La Mia Avventura Erotica su uno Yacht di Lusso in Mediterraneo
Ciao, sono Sofia, una milanese doc, con curve che fanno girare la testa e un debole per gli uomini che sanno di potere e soldi. L’altro ieri, Marco, un tycoon del petrolio, mi ha mandato il suo jet privato da Milano a Capri. Sali, mi ha scritto. E io, che adoro il brivido, ho obbedito. L’abitacolo profumava di cuoio nuovo e Creed Aventus, il suo profumo. Prosecco ghiacciato in cristallo Baccarat, bollicine che pizzicavano la lingua. Atterrati, l’elicottero ci ha portati sul suo yacht, il ‘Sirena’, 80 metri di acciaio e mogano, ancorato nelle acque turchesi.
Sulla terrazza panoramica, il sole italiano scaldava la pelle. Lui, alto, spalle larghe, occhi scuri come il caffè espresso. Indossava una camicia di lino bianco aperta sul petto abbronzato. Io, in bikini di La Perla, trasparente quel tanto che basta. ‘Vieni, Sofia, ti mostro la cima’, mi dice con voce bassa, afferrandomi la mano. La sua pelle era calda, callosa dal tennis. Saliamo sul ponte superiore, lui mi passa un’imbracatura di sicurezza, come per un’arrampicata. ‘Non aver paura, ti tengo io’. Il suo tocco sulle cosce, mentre stringe le cinghie, mi fa fremere. L’odore del mare salato si mescola al suo dopobarba. Inizio a salire sulle sartie del albero maestro, gambe che tremano un po’, ma eccitata. Lui dietro, le sue mani sulle mie natiche, ‘Piano, tesoro, goditi la vista’. A 20 metri d’altezza, il mondo è piccolo: Capri laggiù, il vento che mi scompiglia i capelli.

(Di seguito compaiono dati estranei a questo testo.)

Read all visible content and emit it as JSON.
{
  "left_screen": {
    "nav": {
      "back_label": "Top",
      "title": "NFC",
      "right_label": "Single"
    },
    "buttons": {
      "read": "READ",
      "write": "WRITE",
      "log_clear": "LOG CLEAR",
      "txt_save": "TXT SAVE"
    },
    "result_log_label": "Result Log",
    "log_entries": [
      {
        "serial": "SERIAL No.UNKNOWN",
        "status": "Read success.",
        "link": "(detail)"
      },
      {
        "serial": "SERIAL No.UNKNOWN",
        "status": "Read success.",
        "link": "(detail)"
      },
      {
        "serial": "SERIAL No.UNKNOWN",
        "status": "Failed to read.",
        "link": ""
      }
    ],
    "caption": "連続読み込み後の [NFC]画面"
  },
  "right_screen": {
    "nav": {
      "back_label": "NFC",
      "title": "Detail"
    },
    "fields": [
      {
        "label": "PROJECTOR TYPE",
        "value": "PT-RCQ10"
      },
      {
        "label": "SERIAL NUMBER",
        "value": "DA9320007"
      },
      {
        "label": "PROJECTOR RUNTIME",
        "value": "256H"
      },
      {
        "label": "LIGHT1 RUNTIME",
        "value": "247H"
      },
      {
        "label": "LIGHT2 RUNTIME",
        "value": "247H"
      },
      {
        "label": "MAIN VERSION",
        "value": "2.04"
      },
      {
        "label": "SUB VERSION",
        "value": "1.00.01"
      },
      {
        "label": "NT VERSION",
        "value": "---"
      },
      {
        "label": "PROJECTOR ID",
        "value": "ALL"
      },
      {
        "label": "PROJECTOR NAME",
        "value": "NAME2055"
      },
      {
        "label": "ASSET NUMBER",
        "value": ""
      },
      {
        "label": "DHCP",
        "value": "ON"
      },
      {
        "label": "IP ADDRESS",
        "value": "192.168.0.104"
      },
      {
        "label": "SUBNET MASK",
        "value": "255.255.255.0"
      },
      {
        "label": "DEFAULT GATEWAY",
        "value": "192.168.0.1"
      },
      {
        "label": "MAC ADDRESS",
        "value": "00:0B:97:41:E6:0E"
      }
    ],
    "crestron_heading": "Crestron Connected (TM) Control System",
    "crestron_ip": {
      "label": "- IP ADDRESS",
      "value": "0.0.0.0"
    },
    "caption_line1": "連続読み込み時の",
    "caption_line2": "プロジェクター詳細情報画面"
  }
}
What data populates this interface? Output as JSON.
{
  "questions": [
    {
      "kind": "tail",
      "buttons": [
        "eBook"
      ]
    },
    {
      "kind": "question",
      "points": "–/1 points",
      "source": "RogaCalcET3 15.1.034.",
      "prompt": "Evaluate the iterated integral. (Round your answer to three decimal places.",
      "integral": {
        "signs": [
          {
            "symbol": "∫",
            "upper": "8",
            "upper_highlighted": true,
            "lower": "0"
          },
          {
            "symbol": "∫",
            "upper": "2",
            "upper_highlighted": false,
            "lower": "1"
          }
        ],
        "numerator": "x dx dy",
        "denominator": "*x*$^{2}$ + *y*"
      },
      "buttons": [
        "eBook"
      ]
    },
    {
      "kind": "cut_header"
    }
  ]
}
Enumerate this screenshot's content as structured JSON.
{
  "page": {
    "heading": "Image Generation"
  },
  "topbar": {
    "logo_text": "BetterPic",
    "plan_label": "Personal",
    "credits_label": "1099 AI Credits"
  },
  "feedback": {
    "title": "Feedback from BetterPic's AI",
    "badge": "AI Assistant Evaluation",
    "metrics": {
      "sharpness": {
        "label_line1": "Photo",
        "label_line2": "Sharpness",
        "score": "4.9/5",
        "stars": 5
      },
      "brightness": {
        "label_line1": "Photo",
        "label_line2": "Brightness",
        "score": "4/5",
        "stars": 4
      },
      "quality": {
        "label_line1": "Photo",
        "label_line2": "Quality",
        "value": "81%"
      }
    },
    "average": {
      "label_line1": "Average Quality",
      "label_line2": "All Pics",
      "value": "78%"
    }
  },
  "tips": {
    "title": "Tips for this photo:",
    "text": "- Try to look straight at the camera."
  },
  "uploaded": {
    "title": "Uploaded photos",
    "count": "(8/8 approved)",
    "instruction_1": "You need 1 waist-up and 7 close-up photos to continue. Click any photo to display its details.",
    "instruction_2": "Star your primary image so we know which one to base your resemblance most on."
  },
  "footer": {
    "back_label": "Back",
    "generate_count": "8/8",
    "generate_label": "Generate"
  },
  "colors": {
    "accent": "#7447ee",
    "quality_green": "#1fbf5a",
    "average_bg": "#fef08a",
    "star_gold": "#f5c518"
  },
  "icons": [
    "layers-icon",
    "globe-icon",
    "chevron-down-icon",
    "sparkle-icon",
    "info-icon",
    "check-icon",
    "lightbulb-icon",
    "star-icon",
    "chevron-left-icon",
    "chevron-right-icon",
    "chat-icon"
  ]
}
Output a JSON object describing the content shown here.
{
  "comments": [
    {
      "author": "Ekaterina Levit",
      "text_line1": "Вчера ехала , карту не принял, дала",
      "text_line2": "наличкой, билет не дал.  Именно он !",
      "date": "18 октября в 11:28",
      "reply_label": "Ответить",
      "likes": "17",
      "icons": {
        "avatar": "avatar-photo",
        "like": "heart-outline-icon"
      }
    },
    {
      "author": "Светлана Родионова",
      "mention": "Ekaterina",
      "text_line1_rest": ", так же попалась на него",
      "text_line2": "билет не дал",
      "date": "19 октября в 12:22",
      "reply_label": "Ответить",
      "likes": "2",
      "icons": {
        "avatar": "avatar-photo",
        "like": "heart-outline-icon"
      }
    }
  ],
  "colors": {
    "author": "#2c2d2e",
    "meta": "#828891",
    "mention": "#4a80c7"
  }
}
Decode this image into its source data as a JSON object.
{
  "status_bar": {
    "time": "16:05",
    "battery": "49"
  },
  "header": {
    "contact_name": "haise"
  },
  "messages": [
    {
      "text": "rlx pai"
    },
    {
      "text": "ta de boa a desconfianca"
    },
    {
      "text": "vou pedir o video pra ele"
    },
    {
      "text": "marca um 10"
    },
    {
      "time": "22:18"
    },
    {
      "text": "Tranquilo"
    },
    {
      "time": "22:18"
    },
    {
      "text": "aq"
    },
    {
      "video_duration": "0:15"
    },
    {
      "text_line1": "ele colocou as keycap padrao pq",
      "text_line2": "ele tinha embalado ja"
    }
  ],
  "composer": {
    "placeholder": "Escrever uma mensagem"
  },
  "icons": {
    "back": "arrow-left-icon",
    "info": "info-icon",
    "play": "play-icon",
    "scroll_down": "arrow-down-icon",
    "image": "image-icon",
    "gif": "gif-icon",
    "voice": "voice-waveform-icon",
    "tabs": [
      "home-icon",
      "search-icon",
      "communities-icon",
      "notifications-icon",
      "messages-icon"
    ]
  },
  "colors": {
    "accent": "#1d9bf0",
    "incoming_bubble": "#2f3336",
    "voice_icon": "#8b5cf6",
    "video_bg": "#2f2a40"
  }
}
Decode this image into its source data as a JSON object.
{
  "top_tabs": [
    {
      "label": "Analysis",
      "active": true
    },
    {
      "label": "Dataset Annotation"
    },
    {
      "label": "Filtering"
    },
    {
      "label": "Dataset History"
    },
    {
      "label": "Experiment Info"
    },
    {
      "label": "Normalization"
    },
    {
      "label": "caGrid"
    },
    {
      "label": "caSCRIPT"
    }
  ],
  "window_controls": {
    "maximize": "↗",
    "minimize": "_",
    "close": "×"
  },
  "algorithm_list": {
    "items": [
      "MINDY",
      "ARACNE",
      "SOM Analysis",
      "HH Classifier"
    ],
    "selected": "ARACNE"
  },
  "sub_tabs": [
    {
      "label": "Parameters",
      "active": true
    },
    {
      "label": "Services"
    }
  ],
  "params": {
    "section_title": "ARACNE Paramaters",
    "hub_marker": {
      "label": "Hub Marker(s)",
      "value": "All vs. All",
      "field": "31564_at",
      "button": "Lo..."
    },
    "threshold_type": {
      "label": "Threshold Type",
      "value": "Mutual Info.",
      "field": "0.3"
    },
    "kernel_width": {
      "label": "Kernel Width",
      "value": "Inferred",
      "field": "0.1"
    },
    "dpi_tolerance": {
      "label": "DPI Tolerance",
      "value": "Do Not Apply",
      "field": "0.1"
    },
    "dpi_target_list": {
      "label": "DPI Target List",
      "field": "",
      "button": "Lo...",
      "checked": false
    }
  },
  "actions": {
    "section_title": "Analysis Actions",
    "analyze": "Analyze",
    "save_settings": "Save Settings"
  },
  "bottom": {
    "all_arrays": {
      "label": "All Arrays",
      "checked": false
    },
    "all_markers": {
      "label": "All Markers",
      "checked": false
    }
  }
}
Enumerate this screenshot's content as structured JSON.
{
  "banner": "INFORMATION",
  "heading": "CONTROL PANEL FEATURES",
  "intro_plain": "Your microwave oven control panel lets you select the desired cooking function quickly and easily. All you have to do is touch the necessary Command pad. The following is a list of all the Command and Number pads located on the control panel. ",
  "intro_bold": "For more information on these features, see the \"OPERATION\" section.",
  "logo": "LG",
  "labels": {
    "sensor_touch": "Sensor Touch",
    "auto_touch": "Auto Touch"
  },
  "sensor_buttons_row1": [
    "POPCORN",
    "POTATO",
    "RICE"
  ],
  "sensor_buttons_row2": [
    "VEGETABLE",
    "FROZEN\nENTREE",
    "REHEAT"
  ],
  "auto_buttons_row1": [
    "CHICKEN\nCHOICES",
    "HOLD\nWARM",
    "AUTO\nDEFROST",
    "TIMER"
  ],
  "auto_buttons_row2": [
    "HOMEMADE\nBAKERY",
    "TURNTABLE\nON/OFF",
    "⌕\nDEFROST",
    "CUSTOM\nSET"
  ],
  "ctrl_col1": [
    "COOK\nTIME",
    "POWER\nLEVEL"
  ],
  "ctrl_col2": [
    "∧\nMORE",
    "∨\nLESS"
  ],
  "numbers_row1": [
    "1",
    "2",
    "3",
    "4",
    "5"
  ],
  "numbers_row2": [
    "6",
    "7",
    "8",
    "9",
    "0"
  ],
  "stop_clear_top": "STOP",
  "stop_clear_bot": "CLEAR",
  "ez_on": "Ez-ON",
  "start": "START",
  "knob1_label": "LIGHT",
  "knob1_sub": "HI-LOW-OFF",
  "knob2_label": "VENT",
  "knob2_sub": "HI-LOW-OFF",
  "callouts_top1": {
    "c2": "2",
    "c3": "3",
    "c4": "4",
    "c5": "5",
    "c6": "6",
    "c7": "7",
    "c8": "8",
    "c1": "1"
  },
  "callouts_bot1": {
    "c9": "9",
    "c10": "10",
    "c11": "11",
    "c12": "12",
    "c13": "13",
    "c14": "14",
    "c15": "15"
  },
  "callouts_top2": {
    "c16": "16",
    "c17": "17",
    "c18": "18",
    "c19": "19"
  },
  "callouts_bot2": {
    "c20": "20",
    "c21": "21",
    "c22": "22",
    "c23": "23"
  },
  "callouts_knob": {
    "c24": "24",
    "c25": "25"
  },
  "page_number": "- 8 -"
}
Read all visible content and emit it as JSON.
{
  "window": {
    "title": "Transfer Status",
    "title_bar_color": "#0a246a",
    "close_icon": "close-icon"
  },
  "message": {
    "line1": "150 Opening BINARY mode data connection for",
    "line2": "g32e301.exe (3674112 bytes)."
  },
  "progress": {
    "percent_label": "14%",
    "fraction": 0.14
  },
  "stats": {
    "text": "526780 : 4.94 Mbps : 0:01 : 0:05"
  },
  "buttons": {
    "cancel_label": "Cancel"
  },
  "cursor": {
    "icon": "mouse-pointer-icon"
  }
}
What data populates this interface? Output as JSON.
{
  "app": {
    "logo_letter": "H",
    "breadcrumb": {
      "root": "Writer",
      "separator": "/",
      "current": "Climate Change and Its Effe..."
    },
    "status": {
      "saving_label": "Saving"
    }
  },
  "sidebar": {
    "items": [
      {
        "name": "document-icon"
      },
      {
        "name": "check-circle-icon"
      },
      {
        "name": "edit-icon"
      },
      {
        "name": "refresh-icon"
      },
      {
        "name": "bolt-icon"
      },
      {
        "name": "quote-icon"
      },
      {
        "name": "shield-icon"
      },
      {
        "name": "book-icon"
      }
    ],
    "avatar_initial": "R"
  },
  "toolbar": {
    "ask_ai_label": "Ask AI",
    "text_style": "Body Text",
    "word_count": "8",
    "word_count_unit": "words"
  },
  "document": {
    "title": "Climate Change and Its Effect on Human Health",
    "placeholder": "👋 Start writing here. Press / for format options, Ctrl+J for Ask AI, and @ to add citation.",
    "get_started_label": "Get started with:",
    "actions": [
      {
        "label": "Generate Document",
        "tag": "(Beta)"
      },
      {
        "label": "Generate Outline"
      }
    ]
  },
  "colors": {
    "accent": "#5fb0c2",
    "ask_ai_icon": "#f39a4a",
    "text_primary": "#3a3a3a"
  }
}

L’Arrivo nel Paradiso del Lusso
Lassù, sospesi, la tensione esplode. ‘Ho bisogno di pisciare, Marco’, gli dico ridendo, disinibita. Lui sorride, ‘Fallo, sei una selvaggia’. Mi abbasso i pantaloncini del bikini, apro le gambe contro il sartiame. Il mio cespuglio folto, labbra gonfie, clitoride turgido. Un getto caldo e lungo schizza verso il mare. Lui guarda, cazzo già duro nei pantaloni. ‘Cazzo, Sofia, sei bagnata fradicia’. Mi avvicino, gli slaccio la patta. Il suo uccello grosso, venoso, salta fuori, cappella viola lucida di pre-eiaculato. ‘Leccomelo’, ordina. Mi inginocchio precaria, lingua sulla cappella, sapore salato. Lo ingoio profondo, gola che si contrae, lui geme afferrandomi i capelli. ‘Brava puttana’. Poi mi gira, mi lecca la fica da dietro, lingua dentro, succhia il clitoride. Io urlo nel vento, ‘Sì, mangiami!’. Mi penetra di colpo, cazzo che mi riempie, palle che sbattono sulle cosce. Pompa forte, io mi tengo alle sartie, tette che ballano. ‘Ti scopo come una troia’, grugnisce. Cambio posizione, lo cavalco, fica che lo stringe, succhi che risuonano. Vengo urlando, pareti che pulsano, lui mi riempie di sborra calda, che cola sulle gambe.
Scendiamo tremanti, corpi sudati, abbracciati sul ponte. Il sole tramonta, champagne servito da un cameriere discreto. Mi bacia il collo, ‘Sei unica, Sofia. Nessuna come te’. Io sorrido, sento il privilegio: jet, yacht, un uomo che comanda il mondo. La fica ancora pulsante, la sborra che mi bagna le cosce. Un momento d’eccezione, puro lusso carnale. Non vedo l’ora del bis, stanotte nella villa di Capri, tra lenzuola di lino egiziano.